Der russische Staatschef bestätigte die Version seines Inlandsgeheimdienstes FSB, der zuvor erklärt hatte, die Angreifer hätten "Kontakte" in die Ukraine gehabt. Auf die Selbstbezichtigung des IS ging der Staatschef ebenso wie die russischen Behörden mit keinem Wort ein.

Kiew dementiert Beteiligung an Terroranschlag

Die Ukraine und eine für jüngste Vorfälle auf russischem Territorium verantwortliche Einheit russischer, pro-ukrainischer Kämpfer wiesen jede Verantwortung für den Angriff zurück. Der ukrainische Militärgeheimdienst warf dem Kreml und den Spezialdiensten vor, den Angriff inszeniert zu haben, um ihn der Ukraine in die Schuhe zu schieben und eine "Eskalation" des Kriegs zu rechtfertigen. 

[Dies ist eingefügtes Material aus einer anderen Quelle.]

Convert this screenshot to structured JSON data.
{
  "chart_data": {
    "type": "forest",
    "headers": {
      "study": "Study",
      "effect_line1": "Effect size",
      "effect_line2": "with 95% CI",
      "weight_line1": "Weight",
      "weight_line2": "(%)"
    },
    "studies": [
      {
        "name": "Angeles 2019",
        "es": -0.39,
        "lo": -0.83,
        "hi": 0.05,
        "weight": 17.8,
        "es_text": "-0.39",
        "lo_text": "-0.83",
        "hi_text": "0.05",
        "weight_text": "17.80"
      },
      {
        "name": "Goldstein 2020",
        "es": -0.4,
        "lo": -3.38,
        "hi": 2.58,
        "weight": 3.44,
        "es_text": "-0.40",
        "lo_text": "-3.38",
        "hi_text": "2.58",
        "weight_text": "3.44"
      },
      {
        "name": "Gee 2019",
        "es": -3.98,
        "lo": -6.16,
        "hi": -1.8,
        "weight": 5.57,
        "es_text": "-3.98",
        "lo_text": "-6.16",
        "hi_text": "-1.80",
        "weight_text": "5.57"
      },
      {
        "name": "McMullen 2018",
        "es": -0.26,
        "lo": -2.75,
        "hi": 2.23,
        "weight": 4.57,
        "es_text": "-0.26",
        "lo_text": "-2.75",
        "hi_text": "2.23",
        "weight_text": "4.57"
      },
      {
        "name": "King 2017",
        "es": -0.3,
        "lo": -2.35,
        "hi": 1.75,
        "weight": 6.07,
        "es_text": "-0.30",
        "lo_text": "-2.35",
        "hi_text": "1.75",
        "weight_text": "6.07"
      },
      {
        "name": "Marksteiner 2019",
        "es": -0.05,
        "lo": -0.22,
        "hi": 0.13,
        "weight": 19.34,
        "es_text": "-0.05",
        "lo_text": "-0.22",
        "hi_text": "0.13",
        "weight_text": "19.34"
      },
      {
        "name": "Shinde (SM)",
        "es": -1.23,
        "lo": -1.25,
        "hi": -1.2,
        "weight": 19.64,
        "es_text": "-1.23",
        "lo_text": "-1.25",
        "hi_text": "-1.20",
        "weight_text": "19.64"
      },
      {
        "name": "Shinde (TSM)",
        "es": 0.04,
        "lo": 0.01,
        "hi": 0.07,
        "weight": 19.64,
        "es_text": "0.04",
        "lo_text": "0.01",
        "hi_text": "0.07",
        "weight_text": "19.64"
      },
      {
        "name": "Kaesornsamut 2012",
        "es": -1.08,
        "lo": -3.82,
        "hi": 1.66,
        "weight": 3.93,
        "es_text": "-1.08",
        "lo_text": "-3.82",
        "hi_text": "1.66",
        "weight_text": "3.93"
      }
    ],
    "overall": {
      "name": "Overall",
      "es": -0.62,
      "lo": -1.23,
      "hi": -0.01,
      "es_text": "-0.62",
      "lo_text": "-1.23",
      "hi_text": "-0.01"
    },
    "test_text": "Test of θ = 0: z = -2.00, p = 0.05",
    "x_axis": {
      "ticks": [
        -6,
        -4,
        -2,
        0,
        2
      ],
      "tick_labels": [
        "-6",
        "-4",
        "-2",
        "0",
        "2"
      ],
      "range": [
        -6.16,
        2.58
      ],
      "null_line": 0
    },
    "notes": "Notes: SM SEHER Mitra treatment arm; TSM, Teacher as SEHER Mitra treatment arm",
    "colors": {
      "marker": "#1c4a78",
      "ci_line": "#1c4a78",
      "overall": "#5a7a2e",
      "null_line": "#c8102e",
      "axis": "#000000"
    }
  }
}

Bundesregierung verurteilt "feigen, unmenschlichen Terror"

Mit scharfen Worten hat die Bundesregierung den tödlichen Angriff verurteilt. Bundeskanzler Olaf Scholz (SPD) schrieb im Onlinedienst X, "unsere Gedanken sind mit den Angehörigen der Opfer und allen Verletzten". Bundesaußenministerin Annalena Baerbock (Grüne) sprach am Samstag von einem "feigen, unmenschlichen Terror". Auch Vizekanzler Robert Habeck (Grüne) sprach von "furchtbaren Nachrichten aus Moskau" und erklärte weiter, wichtig sei nun, "die Hintergründe schnell aufzuklären".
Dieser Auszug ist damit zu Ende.